Personal information
- Date of birth: 30 September 1950 (age 74)
- Place of birth: Verl, West Germany
- Position(s): Midfielder

Senior career*
- Years: Team / Apps / (Gls)
- 1970–1972: Arminia Bielefeld / 43 / (3)
- 1972–1981: Fortuna Düsseldorf / 221 / (30)

Managerial career
- 1985–1987: Fortuna Düsseldorf
- 1997: Rot-Weiss Essen
- 1998: FC Gütersloh
- 2002–2003: SC Verl
- 2007–2008: SC Wiedenbrück 2000

= Dieter Brei =

German footballer

Dieter Brei (30 September 1950) is a former German footballer, now a football trainer.

==Biography==
Brei was born in Verl near Bielefeld in North Rhine-Westphalia. He began his football career in the early days of black and white television broadcasting.
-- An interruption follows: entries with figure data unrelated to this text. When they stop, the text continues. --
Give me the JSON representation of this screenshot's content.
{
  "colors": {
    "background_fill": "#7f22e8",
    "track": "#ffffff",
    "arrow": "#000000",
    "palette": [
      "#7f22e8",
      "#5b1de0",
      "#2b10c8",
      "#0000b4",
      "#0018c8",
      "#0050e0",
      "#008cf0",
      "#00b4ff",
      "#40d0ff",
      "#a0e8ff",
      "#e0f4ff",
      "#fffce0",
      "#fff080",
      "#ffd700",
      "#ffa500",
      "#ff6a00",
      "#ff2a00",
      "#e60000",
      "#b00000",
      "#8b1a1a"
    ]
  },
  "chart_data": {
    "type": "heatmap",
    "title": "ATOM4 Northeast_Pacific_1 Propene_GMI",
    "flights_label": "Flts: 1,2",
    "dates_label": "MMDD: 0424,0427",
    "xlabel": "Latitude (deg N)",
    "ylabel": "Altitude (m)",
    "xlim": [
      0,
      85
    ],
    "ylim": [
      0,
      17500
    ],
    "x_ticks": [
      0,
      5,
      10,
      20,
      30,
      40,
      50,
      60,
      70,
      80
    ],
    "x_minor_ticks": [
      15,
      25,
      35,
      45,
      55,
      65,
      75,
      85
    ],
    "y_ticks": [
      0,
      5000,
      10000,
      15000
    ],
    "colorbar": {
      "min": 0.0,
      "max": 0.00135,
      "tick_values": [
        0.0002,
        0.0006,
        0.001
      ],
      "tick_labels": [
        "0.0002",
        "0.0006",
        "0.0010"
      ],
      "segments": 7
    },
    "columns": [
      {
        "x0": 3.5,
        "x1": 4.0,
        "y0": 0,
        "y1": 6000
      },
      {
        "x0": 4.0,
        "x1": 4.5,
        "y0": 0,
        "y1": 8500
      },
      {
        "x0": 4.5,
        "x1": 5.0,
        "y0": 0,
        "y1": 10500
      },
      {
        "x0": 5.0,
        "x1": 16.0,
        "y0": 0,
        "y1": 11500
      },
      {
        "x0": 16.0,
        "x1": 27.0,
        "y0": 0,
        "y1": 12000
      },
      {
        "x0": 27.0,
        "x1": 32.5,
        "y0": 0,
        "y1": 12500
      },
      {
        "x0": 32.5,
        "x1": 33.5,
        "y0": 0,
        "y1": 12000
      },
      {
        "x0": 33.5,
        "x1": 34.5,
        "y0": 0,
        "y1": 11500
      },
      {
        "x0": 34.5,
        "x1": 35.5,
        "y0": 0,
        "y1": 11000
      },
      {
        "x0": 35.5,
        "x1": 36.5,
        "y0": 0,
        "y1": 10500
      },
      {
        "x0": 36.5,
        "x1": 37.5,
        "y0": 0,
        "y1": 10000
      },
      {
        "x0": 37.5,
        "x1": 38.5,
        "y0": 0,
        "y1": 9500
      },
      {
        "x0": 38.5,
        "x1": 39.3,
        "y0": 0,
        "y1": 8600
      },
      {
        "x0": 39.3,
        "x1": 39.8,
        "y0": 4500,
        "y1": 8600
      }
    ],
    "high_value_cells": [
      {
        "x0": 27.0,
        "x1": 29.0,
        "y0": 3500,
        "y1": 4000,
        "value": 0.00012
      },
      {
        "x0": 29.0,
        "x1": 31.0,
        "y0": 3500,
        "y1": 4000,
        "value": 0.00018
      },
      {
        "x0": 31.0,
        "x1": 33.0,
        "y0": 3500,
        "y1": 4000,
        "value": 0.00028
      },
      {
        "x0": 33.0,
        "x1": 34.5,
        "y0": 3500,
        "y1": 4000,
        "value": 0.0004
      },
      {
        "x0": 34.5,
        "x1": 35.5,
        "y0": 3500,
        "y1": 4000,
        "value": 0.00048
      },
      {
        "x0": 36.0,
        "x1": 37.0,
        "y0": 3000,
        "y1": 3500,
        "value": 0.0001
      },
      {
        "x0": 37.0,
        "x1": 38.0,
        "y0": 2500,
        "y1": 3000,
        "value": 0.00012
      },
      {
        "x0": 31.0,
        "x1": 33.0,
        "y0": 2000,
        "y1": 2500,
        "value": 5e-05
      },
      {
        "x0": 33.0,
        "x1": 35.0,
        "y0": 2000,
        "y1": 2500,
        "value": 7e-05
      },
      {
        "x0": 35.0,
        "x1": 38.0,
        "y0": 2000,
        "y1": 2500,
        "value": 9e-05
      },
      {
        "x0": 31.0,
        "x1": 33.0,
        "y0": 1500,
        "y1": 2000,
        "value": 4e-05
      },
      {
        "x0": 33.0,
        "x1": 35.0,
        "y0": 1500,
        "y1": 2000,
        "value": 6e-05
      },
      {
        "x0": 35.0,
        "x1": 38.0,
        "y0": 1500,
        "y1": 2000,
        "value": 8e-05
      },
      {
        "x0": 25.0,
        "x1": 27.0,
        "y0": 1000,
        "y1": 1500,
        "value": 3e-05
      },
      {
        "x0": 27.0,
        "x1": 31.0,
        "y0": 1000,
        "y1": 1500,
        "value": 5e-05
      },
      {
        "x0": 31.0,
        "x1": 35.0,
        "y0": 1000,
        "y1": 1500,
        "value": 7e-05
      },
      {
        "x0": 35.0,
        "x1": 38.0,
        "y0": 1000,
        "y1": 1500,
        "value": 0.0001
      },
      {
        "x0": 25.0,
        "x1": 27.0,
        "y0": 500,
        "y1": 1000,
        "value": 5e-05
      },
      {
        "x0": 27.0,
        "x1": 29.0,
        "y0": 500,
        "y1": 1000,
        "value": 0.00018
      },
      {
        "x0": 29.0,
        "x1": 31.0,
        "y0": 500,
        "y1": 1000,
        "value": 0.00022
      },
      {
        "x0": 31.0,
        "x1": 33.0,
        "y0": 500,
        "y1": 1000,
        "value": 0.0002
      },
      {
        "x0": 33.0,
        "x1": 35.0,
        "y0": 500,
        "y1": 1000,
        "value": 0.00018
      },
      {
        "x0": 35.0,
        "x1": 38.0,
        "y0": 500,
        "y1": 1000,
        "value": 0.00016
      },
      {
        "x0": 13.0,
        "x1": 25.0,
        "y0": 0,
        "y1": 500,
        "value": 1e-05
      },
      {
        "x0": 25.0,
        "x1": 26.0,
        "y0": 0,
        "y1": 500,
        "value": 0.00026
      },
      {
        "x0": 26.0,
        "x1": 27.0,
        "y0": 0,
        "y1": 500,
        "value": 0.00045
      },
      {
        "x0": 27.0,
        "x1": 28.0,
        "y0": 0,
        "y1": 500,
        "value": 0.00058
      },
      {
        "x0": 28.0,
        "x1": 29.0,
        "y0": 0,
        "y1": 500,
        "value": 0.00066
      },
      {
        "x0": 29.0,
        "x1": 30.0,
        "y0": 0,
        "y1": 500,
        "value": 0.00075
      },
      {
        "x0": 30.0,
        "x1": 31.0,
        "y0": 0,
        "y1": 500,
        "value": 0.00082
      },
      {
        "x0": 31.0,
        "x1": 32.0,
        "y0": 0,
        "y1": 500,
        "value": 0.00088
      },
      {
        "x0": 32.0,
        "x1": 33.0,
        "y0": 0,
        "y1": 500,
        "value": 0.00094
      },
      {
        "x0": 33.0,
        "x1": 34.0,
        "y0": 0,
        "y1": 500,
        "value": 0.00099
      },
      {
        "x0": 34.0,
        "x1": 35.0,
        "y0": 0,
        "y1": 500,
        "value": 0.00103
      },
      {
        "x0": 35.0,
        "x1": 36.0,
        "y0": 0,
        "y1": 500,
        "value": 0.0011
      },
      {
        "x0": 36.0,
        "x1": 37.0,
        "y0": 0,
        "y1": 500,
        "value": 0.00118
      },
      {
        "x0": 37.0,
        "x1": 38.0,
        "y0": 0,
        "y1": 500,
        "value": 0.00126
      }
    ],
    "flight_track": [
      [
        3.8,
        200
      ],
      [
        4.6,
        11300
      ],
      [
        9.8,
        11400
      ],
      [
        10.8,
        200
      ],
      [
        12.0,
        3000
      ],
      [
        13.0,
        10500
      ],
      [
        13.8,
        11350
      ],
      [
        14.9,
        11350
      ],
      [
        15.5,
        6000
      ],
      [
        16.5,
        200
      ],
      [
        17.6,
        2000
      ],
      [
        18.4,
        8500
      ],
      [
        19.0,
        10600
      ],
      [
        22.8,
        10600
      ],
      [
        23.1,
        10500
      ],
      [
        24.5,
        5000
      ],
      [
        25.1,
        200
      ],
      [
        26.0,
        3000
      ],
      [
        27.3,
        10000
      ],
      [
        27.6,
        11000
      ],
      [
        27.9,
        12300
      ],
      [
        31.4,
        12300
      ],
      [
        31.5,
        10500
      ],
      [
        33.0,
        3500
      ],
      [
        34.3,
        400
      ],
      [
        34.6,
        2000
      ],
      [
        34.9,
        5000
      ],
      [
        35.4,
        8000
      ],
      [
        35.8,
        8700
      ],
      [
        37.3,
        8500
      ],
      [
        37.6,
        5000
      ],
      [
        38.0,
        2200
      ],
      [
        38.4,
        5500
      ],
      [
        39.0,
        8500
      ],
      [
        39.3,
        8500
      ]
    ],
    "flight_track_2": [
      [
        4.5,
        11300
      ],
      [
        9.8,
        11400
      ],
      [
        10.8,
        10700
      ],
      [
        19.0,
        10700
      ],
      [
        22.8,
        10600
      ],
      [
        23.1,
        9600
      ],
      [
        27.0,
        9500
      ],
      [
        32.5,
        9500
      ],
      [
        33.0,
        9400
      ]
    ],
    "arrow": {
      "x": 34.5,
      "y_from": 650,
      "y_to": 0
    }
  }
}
In 1970, he transferred to Arminia Bielefeld in the Bundesliga, where he played in 43 games and scored three goals.

After the team's relegation in 1972, he transferred to Fortuna Düsseldorf where he continued his playing career, scoring 30 goals in 221 games, until injuries forced him to retire in 1981. During this time he won as a member of the winning Fortuna team the DFB-Pokal in the years 1979 and 1980. Overall as a defensive and midfield player he played in 264 Bundesliga games, in which he scored 33 goals.

In 1974, Brei made his only appearance at national level, in the German B team, when he was put on as a substitute in Kiel against Sweden. The high point, and simultaneously the low point, of his career was the final of the European Cup Winners' Cup of 16 May 1979, in which Fortuna Düsseldorf lost 3–4 to FC Barcelona after extra time. Brei had to be substituted after only 25 minutes because of a knee injury, which despite two operations signalled the end of his playing career.

Fortuna Düsseldorf was Brei's first post as a trainer in the Bundesliga from 1985 to 1987. In the 1990s he trained Rot-Weiss Essen in the 2. Bundesliga and the Regionalliga, FC Gütersloh in the 2. Bundesliga, and SC Verl in the Regionalliga and the Amateur-Oberliga. Between October 2007 and June 2008 he trained the Oberliga team SC Wiedenbrück 2000.